Rimanemmo un bel po' ad ascoltare, poi mi venne un'idea: mi avvicinai ai giovani musicisti e, indicando Nicola come noto compositore e suonatore di violino, chiesi di fargli suonare qualcosa. Dissero di sì, ma Nicola rifiutava ogni sollecitazione. Poi, per accontentarmi e per non sembrare scortese, si avvicinò e, dando il titolo del brano e la tonalità dell'esecuzione, cominciò a suonare. Tutti e tre conoscevano il pezzo: Fragastò. Alla fine venne convinto a continuare con altri brani. Il tutto durò un bel po', quindi Nicola e io fummo invitati dai tre musicisti a bere un drink nel loro appartamento, che si trovava all'ultimo piano di un edificio non lontano dal lungosenna dove avevano tenuto il concertino, vicino al nostro albergo.

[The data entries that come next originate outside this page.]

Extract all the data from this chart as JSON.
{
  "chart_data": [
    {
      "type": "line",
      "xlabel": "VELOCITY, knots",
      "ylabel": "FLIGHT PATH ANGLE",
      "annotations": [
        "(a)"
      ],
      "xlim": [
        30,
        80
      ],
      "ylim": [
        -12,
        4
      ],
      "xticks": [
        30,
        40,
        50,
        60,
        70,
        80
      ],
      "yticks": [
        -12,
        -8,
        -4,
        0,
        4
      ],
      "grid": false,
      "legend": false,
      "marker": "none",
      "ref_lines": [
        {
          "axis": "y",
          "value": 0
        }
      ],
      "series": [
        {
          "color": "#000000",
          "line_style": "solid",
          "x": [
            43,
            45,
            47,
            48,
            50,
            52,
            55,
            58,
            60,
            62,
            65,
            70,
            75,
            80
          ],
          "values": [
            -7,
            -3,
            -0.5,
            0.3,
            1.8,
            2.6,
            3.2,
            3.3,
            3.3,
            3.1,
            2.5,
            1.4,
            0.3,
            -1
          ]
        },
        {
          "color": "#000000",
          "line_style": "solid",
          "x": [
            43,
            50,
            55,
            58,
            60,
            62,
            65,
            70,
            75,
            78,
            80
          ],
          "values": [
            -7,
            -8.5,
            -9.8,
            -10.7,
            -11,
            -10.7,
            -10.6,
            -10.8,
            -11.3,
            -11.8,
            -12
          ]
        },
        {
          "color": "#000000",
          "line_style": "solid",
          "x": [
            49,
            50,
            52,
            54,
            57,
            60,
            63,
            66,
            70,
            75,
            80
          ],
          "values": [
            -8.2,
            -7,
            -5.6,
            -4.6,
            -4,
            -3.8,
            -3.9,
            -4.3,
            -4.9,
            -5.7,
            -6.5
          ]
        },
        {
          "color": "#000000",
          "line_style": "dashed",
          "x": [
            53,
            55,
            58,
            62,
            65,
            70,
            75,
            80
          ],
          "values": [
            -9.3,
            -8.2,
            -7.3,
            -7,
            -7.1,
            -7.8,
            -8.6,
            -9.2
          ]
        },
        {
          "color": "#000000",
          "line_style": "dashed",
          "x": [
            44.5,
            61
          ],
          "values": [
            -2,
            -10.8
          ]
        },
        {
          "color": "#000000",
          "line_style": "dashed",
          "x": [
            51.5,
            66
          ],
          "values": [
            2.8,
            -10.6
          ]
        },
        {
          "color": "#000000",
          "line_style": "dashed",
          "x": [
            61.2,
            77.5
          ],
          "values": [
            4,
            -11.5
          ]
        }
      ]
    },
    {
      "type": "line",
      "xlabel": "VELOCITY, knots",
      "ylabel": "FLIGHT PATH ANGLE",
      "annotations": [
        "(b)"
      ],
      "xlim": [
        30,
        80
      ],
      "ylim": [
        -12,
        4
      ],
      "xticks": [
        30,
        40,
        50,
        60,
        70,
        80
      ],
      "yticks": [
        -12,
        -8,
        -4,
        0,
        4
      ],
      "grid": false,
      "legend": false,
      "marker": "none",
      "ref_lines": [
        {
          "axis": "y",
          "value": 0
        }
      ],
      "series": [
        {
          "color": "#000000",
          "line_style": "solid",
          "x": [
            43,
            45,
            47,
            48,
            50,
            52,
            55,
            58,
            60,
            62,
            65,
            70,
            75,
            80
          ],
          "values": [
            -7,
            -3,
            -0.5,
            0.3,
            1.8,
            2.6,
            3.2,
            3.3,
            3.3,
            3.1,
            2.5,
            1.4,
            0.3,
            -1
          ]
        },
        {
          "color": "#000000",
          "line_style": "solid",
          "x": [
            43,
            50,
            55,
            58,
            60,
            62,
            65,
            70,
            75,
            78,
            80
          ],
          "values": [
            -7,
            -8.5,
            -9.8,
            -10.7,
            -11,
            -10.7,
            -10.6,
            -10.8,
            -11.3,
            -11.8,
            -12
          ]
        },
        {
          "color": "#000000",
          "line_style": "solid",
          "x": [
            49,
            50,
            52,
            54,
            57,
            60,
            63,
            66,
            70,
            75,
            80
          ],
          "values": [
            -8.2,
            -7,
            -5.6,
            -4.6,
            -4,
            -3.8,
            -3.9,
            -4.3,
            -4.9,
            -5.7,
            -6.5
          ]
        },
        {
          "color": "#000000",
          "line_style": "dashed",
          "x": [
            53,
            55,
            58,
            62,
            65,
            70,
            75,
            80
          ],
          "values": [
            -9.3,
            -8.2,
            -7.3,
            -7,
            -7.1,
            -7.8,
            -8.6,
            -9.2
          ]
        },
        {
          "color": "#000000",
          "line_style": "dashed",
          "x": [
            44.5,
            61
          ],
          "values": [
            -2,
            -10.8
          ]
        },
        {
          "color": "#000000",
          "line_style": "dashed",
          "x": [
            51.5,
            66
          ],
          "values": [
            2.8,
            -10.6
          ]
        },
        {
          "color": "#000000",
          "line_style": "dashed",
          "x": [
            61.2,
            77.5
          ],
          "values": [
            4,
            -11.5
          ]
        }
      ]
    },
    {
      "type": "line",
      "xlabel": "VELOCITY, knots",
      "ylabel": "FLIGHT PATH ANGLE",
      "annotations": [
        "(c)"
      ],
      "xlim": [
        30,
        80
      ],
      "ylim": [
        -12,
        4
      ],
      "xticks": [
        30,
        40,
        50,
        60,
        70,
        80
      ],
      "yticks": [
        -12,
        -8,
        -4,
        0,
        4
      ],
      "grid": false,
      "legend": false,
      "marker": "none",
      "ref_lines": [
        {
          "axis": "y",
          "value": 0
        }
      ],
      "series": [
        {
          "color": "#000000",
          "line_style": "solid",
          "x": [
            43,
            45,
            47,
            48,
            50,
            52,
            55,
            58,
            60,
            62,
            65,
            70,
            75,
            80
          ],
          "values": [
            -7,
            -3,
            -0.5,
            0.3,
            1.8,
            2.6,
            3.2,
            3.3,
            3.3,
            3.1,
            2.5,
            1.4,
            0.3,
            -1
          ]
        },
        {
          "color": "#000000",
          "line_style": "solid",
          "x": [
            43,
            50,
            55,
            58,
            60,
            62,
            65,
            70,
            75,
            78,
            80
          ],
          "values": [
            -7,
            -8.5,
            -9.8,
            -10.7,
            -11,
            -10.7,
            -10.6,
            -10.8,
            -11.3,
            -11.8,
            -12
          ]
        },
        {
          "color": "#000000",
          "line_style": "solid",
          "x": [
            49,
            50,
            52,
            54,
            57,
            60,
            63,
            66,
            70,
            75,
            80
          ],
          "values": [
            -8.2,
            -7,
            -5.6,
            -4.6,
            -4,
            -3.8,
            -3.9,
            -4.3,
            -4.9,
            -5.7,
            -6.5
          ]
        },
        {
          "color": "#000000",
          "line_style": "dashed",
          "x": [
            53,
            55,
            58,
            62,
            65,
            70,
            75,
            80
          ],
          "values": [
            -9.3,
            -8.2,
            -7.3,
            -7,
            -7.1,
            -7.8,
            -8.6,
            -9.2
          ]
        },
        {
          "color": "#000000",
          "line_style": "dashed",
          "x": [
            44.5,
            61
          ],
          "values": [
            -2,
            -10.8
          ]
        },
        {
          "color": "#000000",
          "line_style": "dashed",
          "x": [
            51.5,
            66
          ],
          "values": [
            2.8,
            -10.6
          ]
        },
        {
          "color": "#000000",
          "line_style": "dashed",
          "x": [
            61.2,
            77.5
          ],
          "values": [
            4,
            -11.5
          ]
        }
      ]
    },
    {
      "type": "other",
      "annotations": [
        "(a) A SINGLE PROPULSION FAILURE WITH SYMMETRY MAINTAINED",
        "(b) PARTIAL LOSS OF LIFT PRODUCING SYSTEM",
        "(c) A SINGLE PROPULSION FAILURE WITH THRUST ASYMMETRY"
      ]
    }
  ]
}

Giunti alla loro casa, l'ospite fece un giro di telefonate e subito arrivarono altri giovani con qualche strumento musicale e cibarie varie, come pane, formaggi, pane da forno per crostini, salumi e diversi tipi di pâté, nonché parecchie bottiglie di vino. Ci spiegarono che quelle erano riunioni abituali, occasioni per suonare, declamare poesie, leggere brani di narrativa, oppure discutere di cinema, di religione, di politica, o di altri argomenti. Per me fu una scoperta indimenticabile. Mangiammo e bevemmo fino ai primi rossori dell'aurora. Nicola si diverti moltissimo. Canto pure delle canzoni napoletane. Infine, a piedi, rientrammo in albergo quando stava per spuntare il sole. Presi per mano facemmo anche una corsa nella strada deserta, mentre la città era ancora avvolta nel sonno. Poi, camminando abbracciati per la vita, ci dirigemmo verso l'albergo. Sul selciato del lungosenna, l'eco dei nostri passi.